Image du Poste Maillot (vers 1956), Laboratoire des Équipements de la Rue

Description de l'image par IA : Salle avec des tableaux de contrôle et des panneaux muraux.

Image du Poste Maillot (vers 1956), Laboratoire des Équipements de la Rue

Source : Photographie reproduite par les auteurs avec l’aimable autorisation du regretté Pierre Leroy, responsable de la division Circulation et signalisation du Laboratoire de 2000 à 2017.

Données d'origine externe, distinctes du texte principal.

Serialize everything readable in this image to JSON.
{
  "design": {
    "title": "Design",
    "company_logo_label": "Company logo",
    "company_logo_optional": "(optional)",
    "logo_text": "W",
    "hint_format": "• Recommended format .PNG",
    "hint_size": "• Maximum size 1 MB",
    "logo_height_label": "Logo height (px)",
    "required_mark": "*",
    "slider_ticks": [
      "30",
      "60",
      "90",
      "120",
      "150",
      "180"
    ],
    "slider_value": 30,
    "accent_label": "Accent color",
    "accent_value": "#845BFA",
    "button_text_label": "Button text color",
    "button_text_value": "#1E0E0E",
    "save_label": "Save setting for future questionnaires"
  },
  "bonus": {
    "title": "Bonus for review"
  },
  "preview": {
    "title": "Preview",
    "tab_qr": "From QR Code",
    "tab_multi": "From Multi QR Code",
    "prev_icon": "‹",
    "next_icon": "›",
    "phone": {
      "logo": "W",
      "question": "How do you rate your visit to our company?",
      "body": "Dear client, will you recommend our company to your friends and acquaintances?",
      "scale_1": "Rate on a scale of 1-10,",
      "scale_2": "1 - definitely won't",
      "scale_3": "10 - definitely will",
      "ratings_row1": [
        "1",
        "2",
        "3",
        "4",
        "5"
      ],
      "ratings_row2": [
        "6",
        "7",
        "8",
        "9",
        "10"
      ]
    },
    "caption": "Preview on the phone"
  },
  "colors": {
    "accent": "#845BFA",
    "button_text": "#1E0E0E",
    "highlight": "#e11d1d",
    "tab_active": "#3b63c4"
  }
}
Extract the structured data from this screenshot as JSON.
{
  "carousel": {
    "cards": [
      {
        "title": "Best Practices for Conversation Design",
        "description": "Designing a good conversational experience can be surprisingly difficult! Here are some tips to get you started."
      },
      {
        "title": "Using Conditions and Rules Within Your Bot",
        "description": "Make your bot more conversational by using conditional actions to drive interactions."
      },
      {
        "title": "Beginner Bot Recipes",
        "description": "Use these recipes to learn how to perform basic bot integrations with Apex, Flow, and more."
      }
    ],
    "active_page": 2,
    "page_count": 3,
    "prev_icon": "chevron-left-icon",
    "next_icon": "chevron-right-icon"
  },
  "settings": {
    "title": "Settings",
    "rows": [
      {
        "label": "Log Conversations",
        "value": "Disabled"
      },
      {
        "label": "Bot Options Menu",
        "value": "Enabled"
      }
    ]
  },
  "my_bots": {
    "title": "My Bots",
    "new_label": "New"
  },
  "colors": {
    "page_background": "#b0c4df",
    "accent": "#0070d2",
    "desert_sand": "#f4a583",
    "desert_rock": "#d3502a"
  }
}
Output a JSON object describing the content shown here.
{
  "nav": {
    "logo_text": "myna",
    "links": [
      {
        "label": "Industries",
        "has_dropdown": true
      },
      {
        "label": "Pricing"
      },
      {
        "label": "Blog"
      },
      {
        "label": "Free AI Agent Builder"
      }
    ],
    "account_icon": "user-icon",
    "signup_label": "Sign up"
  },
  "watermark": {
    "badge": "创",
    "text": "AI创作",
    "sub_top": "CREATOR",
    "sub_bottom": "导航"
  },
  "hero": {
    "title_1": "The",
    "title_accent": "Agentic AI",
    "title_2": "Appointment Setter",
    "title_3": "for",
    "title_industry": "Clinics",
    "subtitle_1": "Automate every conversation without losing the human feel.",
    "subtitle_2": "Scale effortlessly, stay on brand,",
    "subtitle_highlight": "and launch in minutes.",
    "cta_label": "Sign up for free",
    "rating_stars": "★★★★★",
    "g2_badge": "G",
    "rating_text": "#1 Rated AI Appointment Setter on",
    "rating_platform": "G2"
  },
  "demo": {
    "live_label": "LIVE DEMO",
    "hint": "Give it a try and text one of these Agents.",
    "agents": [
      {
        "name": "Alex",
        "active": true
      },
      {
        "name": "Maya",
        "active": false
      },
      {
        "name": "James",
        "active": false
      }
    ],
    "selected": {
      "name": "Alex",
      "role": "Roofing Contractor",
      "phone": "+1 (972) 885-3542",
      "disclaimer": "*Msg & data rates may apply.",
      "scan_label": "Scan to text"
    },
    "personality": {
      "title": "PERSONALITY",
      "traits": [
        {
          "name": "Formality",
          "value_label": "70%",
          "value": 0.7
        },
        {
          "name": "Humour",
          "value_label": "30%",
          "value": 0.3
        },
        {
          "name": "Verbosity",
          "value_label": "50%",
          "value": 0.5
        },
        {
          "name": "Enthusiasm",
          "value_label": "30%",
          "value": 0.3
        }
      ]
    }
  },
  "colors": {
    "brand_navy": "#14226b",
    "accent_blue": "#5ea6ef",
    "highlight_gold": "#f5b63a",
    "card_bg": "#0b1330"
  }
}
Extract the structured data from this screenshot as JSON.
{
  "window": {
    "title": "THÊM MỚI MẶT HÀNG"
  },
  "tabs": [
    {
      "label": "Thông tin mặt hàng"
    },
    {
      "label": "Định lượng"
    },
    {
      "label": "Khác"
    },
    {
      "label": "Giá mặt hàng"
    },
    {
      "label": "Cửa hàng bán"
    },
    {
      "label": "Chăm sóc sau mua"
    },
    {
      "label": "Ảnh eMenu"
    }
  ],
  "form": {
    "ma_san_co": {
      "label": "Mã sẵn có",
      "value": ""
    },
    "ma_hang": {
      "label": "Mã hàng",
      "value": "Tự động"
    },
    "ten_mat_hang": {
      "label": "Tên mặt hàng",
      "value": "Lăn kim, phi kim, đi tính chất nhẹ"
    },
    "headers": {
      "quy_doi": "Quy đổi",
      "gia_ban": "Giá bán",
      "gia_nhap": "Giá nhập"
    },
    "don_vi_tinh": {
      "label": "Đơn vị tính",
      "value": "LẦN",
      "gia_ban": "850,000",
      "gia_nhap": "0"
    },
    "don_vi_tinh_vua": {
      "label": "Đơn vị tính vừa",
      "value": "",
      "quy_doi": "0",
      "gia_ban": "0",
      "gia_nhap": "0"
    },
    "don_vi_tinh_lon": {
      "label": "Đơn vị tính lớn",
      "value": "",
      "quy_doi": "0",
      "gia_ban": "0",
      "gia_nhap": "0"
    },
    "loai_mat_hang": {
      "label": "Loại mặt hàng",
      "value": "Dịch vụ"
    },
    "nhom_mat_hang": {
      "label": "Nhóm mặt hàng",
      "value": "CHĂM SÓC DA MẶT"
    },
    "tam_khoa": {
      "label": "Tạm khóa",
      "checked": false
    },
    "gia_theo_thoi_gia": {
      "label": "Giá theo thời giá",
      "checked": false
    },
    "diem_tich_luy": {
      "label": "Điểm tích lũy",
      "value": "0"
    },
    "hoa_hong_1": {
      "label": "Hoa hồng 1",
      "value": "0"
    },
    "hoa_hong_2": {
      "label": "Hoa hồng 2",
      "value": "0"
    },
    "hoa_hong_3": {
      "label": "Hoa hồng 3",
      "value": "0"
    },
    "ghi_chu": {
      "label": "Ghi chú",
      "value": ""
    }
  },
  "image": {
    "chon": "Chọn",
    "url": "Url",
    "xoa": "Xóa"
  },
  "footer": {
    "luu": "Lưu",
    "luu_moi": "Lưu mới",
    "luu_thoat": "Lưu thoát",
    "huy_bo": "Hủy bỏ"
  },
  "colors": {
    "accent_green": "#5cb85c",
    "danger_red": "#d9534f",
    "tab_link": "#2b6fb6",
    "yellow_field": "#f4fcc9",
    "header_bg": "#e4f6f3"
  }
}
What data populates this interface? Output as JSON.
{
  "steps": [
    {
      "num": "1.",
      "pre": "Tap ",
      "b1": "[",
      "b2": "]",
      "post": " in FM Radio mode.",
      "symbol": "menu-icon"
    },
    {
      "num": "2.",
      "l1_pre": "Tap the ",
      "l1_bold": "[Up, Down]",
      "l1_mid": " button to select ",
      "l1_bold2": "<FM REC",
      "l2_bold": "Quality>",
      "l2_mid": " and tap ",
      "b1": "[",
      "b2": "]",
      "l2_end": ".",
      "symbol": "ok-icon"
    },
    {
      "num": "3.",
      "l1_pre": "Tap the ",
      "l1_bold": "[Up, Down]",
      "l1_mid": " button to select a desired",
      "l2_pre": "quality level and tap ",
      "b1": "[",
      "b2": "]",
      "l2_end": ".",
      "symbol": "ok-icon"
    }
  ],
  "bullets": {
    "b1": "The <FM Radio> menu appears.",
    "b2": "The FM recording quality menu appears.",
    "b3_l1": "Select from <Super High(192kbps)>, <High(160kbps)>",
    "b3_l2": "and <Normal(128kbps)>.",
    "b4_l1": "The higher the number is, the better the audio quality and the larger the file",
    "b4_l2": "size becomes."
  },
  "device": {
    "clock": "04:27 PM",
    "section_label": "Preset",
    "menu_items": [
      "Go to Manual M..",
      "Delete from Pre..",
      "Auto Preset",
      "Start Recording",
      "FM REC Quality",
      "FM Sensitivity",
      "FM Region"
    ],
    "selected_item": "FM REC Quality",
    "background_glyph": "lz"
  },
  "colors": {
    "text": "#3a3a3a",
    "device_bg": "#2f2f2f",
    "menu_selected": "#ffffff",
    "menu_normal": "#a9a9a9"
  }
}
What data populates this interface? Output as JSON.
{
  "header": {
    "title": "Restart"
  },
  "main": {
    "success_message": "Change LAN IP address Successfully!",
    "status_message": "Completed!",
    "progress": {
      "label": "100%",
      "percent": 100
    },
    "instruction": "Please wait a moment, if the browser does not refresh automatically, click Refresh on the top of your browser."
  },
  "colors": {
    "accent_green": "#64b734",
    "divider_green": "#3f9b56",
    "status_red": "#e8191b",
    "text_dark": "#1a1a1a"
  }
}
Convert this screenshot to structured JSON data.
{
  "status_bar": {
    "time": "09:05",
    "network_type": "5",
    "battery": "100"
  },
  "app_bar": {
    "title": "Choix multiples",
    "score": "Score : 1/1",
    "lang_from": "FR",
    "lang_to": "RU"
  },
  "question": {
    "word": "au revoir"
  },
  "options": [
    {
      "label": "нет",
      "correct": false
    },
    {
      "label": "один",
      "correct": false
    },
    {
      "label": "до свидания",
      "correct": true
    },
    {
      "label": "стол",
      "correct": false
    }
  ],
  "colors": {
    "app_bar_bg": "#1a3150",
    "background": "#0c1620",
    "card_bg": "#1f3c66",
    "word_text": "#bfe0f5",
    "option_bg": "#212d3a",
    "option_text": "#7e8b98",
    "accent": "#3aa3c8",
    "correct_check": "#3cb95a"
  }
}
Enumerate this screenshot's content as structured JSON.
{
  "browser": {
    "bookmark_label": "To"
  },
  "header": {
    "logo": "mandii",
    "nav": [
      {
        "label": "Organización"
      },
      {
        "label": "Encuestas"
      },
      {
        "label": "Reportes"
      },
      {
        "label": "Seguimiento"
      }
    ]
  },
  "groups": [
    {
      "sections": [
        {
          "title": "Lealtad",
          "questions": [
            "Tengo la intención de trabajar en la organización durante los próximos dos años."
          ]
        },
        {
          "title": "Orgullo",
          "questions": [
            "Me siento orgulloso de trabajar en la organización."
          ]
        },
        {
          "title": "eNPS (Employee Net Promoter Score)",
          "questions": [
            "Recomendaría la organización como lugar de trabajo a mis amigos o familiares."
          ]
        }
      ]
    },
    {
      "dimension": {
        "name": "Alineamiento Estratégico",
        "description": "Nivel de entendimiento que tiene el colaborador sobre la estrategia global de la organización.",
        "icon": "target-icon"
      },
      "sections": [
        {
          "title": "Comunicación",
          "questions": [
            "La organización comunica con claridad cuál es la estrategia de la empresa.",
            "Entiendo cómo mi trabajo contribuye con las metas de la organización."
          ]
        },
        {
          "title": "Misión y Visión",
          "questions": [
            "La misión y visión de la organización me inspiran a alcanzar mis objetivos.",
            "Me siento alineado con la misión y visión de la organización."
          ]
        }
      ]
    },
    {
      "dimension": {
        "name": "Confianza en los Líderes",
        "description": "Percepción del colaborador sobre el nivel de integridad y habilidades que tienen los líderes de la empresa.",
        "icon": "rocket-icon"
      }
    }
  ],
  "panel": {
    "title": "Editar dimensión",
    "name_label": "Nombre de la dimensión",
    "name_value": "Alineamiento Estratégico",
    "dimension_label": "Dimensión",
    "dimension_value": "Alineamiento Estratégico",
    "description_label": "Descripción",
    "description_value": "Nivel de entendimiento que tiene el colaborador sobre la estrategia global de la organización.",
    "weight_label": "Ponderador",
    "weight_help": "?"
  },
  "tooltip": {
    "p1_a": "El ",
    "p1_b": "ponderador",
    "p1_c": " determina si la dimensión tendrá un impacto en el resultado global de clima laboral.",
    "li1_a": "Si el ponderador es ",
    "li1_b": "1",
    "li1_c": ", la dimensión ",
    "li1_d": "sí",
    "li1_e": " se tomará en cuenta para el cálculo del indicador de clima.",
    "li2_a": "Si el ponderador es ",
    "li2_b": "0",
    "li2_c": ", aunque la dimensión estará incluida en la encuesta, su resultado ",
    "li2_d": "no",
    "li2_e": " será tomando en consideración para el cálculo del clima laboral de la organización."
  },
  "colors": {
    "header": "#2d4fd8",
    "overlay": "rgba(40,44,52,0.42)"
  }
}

21La place croissante prise par ces dispositifs d’information dans l’espace et dans la politique des transports est de fait une réponse aux problèmes grandissants posés par l’augmentation du trafic. Cependant, le coup d’arrêt donné à la création d’infrastructures routières en milieu urbain après le choc pétrolier de 1973 entraîne des mutations importantes dans la gouvernance des transports, à Paris comme à Lyon.

Vers des politiques coordonnées, multimodales et des informations qualitatives

22L’élargissement des dispositifs d’information aux automobilistes s’observe aussi en ce qui concerne les pouvoirs publics, qui aspirent à une régulation coordonnée entre voirie urbaine et réseaux structurants gérés par l’État. Ce dernier organise l’information dès 1966-1968 avec la Gendarmerie, qui aboutit à la création du Centre National d’Information Routière (CNIR) en 1969 et, entre 1972 et 1980, à des Centres Régionaux d’Information et de Coordination Routière (CRICR), dont un dédié à l’Île-de-France (Rosenthal, 2006). Les Directions Départementales de l’Équipement (DDE) assurent le lien entre ces centres d’information et les acteurs locaux. À l’échelle des voiries gérées par les agglomérations et les départements, dont l’étendue s’accroît au fur et à mesure des décentralisations successives, la détermination des outils de l’information trafic donnée aux automobilistes et des itinéraires ciblés sont le fruit de compromis locaux, tant à Lyon qu’à Paris. Dans Paris intra-muros, un réseau principal de voirie existe déjà depuis les années 1950 et forme la base des plans de circulation comme celui de 1976. À partir de 1976, suite au plan de jalonnement qui en découle, l’administration implante progressivement des mâts directionnels éclairés, conçus et fabriqués par la société JCDecaux. Ces mâts « permettent le déplacement et l’orientation des automobilistes sur la base d’un maillage de l’espace urbain faisant apparaître des nœuds routiers remarquables » selon le schéma directeur de signalisation de 1985 [6]. Ce déploiement intervient alors qu’est élu en 1977 le premier maire de Paris depuis 1871, Jacques Chirac.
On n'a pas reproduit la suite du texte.